After Neighbour Data finish setup, if neighbour not been passed through by the previous iteration, this node should be stored into OpenList and ClosedList. Then Heaptify function will put the lower cost node as first element in the OpenList.


Finally, the program starts a new iteration. If the current node is goal node, path will reconstruct and pass into the GameThread for AI to move.


Reconstruct

In the ReconstructPath function, the path will construct by starting with the goal node and tracking back the came from node until it meets the begin node. Over the ReconstructPath function, it will notice the path grid that each node will be occupied by the agent and also their arrival time.

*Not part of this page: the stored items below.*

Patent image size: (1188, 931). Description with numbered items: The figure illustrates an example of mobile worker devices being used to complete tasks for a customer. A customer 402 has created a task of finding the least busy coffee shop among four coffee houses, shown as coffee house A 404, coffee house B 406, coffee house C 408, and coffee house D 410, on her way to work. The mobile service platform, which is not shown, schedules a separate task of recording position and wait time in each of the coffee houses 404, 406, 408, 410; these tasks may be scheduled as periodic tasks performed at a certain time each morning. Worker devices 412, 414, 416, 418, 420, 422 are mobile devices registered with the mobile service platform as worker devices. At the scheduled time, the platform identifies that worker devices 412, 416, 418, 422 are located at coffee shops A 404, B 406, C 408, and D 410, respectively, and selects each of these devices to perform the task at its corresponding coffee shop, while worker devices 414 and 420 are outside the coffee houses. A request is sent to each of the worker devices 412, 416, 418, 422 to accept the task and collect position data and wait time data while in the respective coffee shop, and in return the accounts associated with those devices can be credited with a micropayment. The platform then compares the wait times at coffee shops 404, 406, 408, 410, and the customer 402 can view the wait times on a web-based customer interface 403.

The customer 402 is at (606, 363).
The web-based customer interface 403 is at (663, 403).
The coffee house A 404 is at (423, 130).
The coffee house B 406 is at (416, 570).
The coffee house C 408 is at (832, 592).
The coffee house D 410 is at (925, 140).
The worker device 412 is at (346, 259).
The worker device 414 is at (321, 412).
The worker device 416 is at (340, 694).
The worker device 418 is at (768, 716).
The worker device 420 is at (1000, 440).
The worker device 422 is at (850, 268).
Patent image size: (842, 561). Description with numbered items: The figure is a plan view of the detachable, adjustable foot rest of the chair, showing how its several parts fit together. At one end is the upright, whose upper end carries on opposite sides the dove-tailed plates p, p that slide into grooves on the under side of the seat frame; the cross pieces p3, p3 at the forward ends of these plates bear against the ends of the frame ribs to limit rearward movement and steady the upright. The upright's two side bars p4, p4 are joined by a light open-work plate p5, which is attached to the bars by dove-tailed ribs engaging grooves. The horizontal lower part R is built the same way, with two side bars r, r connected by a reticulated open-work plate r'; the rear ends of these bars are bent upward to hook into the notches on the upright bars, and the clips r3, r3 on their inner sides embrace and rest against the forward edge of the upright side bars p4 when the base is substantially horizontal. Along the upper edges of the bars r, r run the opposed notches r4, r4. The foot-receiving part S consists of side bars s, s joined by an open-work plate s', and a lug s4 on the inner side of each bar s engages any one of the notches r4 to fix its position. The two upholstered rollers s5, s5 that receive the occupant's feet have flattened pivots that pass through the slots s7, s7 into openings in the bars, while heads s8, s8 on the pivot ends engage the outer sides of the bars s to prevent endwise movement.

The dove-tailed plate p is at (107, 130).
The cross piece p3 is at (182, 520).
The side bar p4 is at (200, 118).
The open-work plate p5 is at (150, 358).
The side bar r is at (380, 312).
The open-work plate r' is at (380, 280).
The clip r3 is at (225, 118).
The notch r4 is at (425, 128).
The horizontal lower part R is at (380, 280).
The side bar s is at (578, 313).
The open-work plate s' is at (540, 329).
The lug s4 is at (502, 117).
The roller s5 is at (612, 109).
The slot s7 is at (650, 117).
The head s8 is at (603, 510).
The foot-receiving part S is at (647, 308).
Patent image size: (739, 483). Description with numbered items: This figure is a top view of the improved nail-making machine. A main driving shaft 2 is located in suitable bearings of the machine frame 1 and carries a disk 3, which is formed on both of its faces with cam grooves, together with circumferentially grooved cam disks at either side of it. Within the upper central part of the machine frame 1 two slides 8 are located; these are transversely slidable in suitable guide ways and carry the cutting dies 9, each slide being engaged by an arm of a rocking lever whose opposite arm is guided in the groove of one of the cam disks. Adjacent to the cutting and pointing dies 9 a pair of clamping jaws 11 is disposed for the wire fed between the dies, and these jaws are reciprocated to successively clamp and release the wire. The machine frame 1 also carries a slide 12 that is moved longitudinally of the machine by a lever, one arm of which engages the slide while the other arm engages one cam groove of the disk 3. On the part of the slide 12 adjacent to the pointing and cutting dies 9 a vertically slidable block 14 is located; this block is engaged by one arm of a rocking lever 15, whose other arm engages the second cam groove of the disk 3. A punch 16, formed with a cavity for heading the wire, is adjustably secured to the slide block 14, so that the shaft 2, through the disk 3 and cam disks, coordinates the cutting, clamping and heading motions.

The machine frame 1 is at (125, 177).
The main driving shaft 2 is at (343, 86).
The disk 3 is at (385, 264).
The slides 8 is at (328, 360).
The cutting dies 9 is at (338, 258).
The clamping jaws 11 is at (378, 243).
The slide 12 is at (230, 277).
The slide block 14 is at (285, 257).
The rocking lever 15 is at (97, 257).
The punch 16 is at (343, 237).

In order to have a smooth path, bezier curve will be applied to agent vector output.


Optimization

Optimization is very crucial and one of the very first problems I encounter after finishing the pathfinding algorithm. The navigation iteration will increase along with the detail of pathfinding and the number of node in the path grid. The heavy iteration can even block the game thread during early development. Therefore, in order to increase the iteration speed and make sure the heavy iteration won't block the game thread, heapify and multithreading were applied to the navigation system.


1. MultiThreading

This is the very first time that I actually applied multithreading in Unreal Engine. My past experience was mostly related to gameplay, AI and feature development, multithreading wasn't a necessary tool. However, to implement such a heavy looping algorithm, moving this process to the background thread seems to be a logical approach to increase speed and efficiency.


2. Heapify

Other than multithreading, the second tool that I used was Heapify. The purpose of this function was to find the lowest cost node and put it on top of the list. Initially, FindByPredicate function was used to find the lowest cost but it was too slow. So in the end, it was being replaced by the Heapify function which is much faster than the FindByPredicate.


2. Spaceship Character

Spaceship Character, the base class of both player and enemy class. It contain the general function of character such as:


Weapon Shooting
Health and Damage Taken Feature
Mesh setup

Player

The notable part of player class is the smooth rotation of character and smooth FOV of the camera. The FOV of the camera will fit with the speed of the character. The rotation of player spaceship will ignore gimbal lock, so players are allowed to rotate pitch and roll 360 degrees.


Enemy

The only part different for enemy will be the different output of shoot direction. Enemy also possess the AStarAgentComponent so enemy was allowed to move freely in 3D space pathfinding.


Data Management

The character stat, weapon variable and mesh will be managed in Data Table.